Technology
Thermophotovoltaic (TPV) energy conversion is a potentially environmentally friendly approach to achieve high efficiency, compact and reliable sources of electrical energy. In TPV conversion, a source of energy such as concentrated sunlight, nuclear power, fossil fuel, or a radioisotope heat source is used to heat an intermediate thermal emitter. The emitter then radiates photons which impinge on a photovoltaic cell.Common to all TPV systems operating at moderate emitter temperatures is the desire for low-bandgap photovoltaic devices that can efficiently convert the infrared-rich spectrum emanating from the emitter.
In conventional photovoltaic cells the electron and hole result from absorption of a photon with energy above the bandgap. These carriers rapidly thermalize to their respective band edges. The fundamental efficiency limitation in a conventional cell results from the trade-off between a low bandgap, which maximizes light absorption and hence the output current, and a high bandgap, which maximizes output voltage. Power conversion in thermo-photovoltaics, or any other photovoltaic device, can be increased by implementing monolithically series connected multi-bandgap structure in the device. The main concern for multi-band gap material is the availability of different band gaps for the optimal operation of the device.

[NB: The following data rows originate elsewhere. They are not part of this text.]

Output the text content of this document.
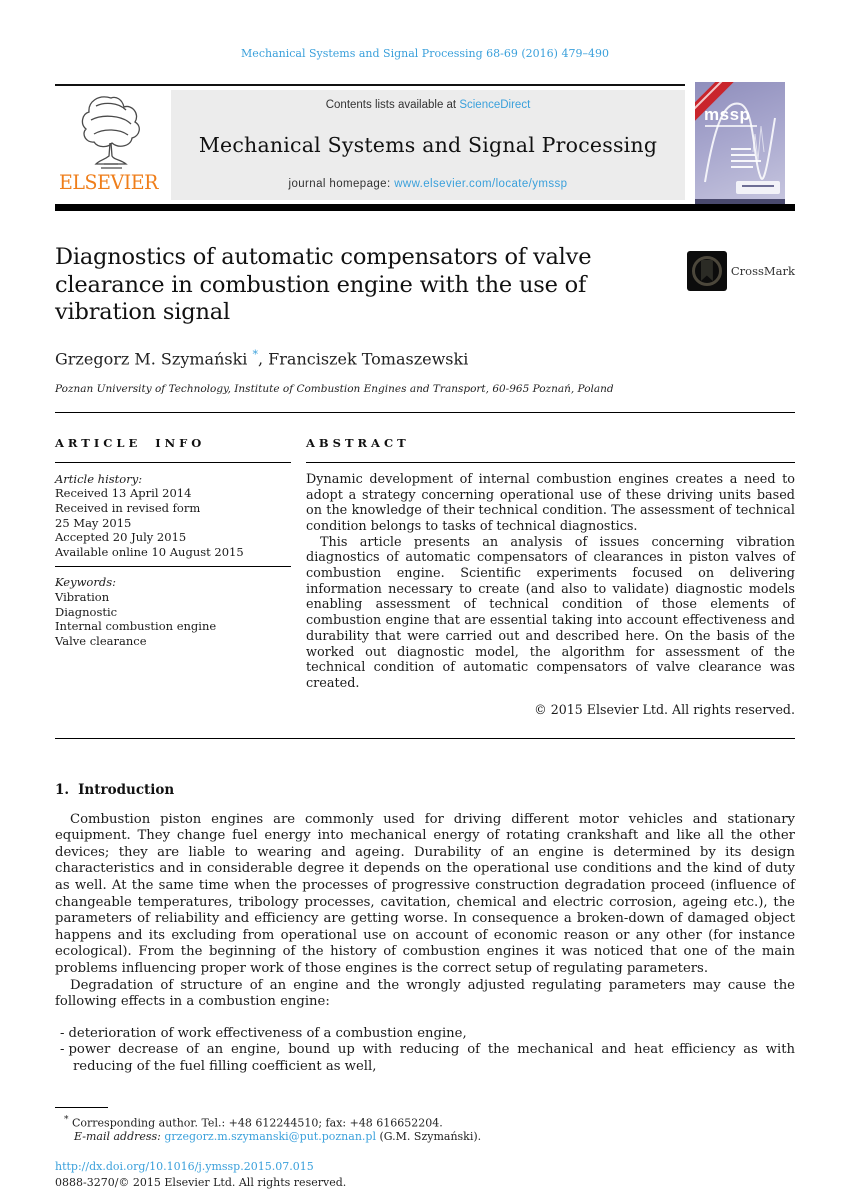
Mechanical Systems and Signal Processing 68-69 (2016) 479–490
ELSEVIER
Contents lists available at ScienceDirect
Mechanical Systems and Signal Processing
journal homepage: www.elsevier.com/locate/ymssp
mssp
Diagnostics of automatic compensators of valve clearance in combustion engine with the use of vibration signal
CrossMark
Grzegorz M. Szymański *, Franciszek Tomaszewski
Poznan University of Technology, Institute of Combustion Engines and Transport, 60-965 Poznań, Poland
ARTICLE INFO
Article history:
Received 13 April 2014
Received in revised form
25 May 2015
Accepted 20 July 2015
Available online 10 August 2015
Keywords:
Vibration
Diagnostic
Internal combustion engine
Valve clearance
ABSTRACT

Dynamic development of internal combustion engines creates a need to adopt a strategy concerning operational use of these driving units based on the knowledge of their technical condition. The assessment of technical condition belongs to tasks of technical diagnostics.

This article presents an analysis of issues concerning vibration diagnostics of automatic compensators of clearances in piston valves of combustion engine. Scientific experiments focused on delivering information necessary to create (and also to validate) diagnostic models enabling assessment of technical condition of those elements of combustion engine that are essential taking into account effectiveness and durability that were carried out and described here. On the basis of the worked out diagnostic model, the algorithm for assessment of the technical condition of automatic compensators of valve clearance was created.

© 2015 Elsevier Ltd. All rights reserved.
1. Introduction

Combustion piston engines are commonly used for driving different motor vehicles and stationary equipment. They change fuel energy into mechanical energy of rotating crankshaft and like all the other devices; they are liable to wearing and ageing. Durability of an engine is determined by its design characteristics and in considerable degree it depends on the operational use conditions and the kind of duty as well. At the same time when the processes of progressive construction degradation proceed (influence of changeable temperatures, tribology processes, cavitation, chemical and electric corrosion, ageing etc.), the parameters of reliability and efficiency are getting worse. In consequence a broken-down of damaged object happens and its excluding from operational use on account of economic reason or any other (for instance ecological). From the beginning of the history of combustion engines it was noticed that one of the main problems influencing proper work of those engines is the correct setup of regulating parameters.

Degradation of structure of an engine and the wrongly adjusted regulating parameters may cause the following effects in a combustion engine:

- deterioration of work effectiveness of a combustion engine,
- power decrease of an engine, bound up with reducing of the mechanical and heat efficiency as with reducing of the fuel filling coefficient as well,
* Corresponding author. Tel.: +48 612244510; fax: +48 616652204.
E-mail address: grzegorz.m.szymanski@put.poznan.pl (G.M. Szymański).
http://dx.doi.org/10.1016/j.ymssp.2015.07.015
0888-3270/© 2015 Elsevier Ltd. All rights reserved.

Based on the recent at the Center for Advanced Materials, GaAsN/InAsN superlattice lattice- matched to InP has shown the potential of achieving band gaps in the range of 0.7-0.4eV, which is a technologically important range for the TPV structure due to the availability of the photon energies in this range from the heat source. CAM is developing patented materials and processes based on multi-quantum well and multi-junction technologies (US 6,150,604; US 6,147,296; US 6,372,980 B1) focused on maximizing efficiencies for applications and systems integration.